# Some bird mounts.



## gsehnter-bloms (Dec 16, 2007)

Hey guys these are just some mounts from a guy i know..


















































































Does anybody know what kind of bird it is in the last picture?


----------



## Csquared (Sep 5, 2006)

Couldn't even guess what that white-headed gadwall looking thing is, but would be curious to hear where he got a ruddy duck in full plumage.

His work looks very good.


----------



## USSapper (Sep 26, 2005)

Very cool


----------



## mnbirdhunter (Sep 15, 2005)

last one looks like a mix between a gadwall and the aflac duck


----------



## jonesy12 (Apr 1, 2008)

Those are all awsome!! And I was wondering the same thing, that drake Ruddy is sweet!


----------



## Fallguy (Jan 23, 2004)

That last one has the brown, black and white on the wing of a gadwall.


----------



## Maverick (Mar 4, 2002)

The last one looks like a farm duck crossed with a Gadwall!

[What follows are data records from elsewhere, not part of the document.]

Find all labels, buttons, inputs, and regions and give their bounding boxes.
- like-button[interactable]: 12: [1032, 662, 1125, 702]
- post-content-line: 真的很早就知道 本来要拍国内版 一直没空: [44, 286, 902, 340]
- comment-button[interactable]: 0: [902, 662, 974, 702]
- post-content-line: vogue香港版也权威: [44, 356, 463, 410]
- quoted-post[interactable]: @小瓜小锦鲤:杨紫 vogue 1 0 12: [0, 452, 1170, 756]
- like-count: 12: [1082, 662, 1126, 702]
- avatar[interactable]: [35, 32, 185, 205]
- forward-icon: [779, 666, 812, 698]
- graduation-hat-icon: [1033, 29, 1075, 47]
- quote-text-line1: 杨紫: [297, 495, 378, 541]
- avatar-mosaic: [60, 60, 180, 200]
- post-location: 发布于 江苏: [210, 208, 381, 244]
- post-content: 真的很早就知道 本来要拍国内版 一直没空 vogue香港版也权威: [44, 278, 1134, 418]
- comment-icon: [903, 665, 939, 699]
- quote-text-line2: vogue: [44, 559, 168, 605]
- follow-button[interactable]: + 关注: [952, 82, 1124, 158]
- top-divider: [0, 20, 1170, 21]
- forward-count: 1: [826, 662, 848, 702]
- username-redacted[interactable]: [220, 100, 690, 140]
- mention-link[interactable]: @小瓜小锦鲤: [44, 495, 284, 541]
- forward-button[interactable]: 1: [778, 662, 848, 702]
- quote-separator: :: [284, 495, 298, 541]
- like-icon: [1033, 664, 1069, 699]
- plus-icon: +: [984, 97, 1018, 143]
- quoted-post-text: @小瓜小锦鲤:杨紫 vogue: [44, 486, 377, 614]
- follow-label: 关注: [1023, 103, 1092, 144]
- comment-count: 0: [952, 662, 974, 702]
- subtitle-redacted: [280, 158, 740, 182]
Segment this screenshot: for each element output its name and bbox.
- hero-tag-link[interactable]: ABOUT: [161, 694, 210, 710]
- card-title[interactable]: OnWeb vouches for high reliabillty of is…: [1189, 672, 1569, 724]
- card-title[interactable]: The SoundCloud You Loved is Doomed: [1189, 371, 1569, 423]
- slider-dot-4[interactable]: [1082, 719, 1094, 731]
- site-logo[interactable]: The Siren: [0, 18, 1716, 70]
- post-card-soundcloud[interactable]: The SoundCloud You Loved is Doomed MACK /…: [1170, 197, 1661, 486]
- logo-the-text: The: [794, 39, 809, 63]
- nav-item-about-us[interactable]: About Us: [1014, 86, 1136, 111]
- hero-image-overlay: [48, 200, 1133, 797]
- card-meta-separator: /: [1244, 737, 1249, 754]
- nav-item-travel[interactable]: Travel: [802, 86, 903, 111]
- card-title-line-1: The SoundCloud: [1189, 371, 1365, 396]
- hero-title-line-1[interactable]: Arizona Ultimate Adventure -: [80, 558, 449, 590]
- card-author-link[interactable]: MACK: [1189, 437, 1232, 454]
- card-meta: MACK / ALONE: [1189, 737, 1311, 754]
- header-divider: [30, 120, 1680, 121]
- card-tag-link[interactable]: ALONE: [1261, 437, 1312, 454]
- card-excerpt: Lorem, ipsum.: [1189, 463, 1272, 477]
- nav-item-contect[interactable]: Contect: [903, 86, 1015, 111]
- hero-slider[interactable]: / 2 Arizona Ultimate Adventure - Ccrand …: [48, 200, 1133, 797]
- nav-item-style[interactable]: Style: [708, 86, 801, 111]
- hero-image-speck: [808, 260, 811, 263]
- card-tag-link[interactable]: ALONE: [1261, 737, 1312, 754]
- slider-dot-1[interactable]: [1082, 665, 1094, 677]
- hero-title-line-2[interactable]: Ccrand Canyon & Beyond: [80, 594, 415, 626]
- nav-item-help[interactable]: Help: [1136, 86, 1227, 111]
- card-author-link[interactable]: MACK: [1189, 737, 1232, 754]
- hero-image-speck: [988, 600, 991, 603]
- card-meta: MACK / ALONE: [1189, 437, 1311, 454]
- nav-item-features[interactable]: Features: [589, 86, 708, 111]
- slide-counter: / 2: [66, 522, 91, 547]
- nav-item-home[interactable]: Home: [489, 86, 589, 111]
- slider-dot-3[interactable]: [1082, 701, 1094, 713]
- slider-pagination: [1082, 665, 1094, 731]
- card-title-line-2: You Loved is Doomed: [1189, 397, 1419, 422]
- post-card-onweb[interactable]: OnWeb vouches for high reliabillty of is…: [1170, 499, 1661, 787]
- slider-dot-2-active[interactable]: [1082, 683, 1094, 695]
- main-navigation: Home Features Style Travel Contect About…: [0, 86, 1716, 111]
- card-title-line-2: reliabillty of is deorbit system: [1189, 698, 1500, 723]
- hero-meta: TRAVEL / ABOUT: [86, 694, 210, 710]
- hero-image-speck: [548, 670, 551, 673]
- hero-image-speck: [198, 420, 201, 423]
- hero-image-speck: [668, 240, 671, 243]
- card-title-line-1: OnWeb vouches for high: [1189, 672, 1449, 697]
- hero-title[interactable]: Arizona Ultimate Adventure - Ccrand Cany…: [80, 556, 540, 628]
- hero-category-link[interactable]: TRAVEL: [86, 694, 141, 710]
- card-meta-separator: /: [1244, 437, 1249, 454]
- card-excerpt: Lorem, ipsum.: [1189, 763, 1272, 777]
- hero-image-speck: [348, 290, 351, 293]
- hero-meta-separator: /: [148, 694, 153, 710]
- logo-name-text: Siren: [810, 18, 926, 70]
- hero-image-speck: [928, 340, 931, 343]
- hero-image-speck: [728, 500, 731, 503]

Great Pic's though!! :beer:


----------



## blhunter3 (May 5, 2007)

Could it be a duck from New Zealand or some of parts of the world?


----------



## gsehnter-bloms (Dec 16, 2007)

Ya i have no clue what kind of duck the last one is.. Looks pretty cool though.


----------



## scott (Oct 11, 2002)

That sure is an outstanding collection of birds. Love the pheasant yote mount. Very sweet.


----------



## hunt4P&amp;Y (Sep 23, 2004)

mnbirdhunter said:


> last one looks like a mix between a gadwall and the aflac duck


Made me laugh out loud in class.... Thanks!


----------



## Bucky Goldstein (Jun 23, 2007)

Very nice.

Does anyone know the name/artist of the snows and blues print in the fourth picture?


----------



## Goose Guy350 (Nov 29, 2004)

Maverick said:


> The last one looks like a farm duck crossed with a Gadwall!
> 
> Great Pic's though!! :beer:


Ditto

Nice pics


----------



## WingedShooter7 (Oct 28, 2005)

That coyote with the pheasant is sweet! I'm going to have to have my g-pa and me tackle something like that.


----------



## gsehnter-bloms (Dec 16, 2007)

Ya the coyote with the pheasant is one of my favorites too!


----------



## duckmander (Aug 25, 2008)

They are all really cool. and my educated guess on the last one is, that there is an expired bird. and that's a definite maybe.


----------



## Benelliman (Apr 4, 2005)

nice! That is a cool gaddy hybrid farm duck too!


----------



## tikkat3 (Jun 27, 2006)

could be an oldsquaw that dosnt have full plumage


----------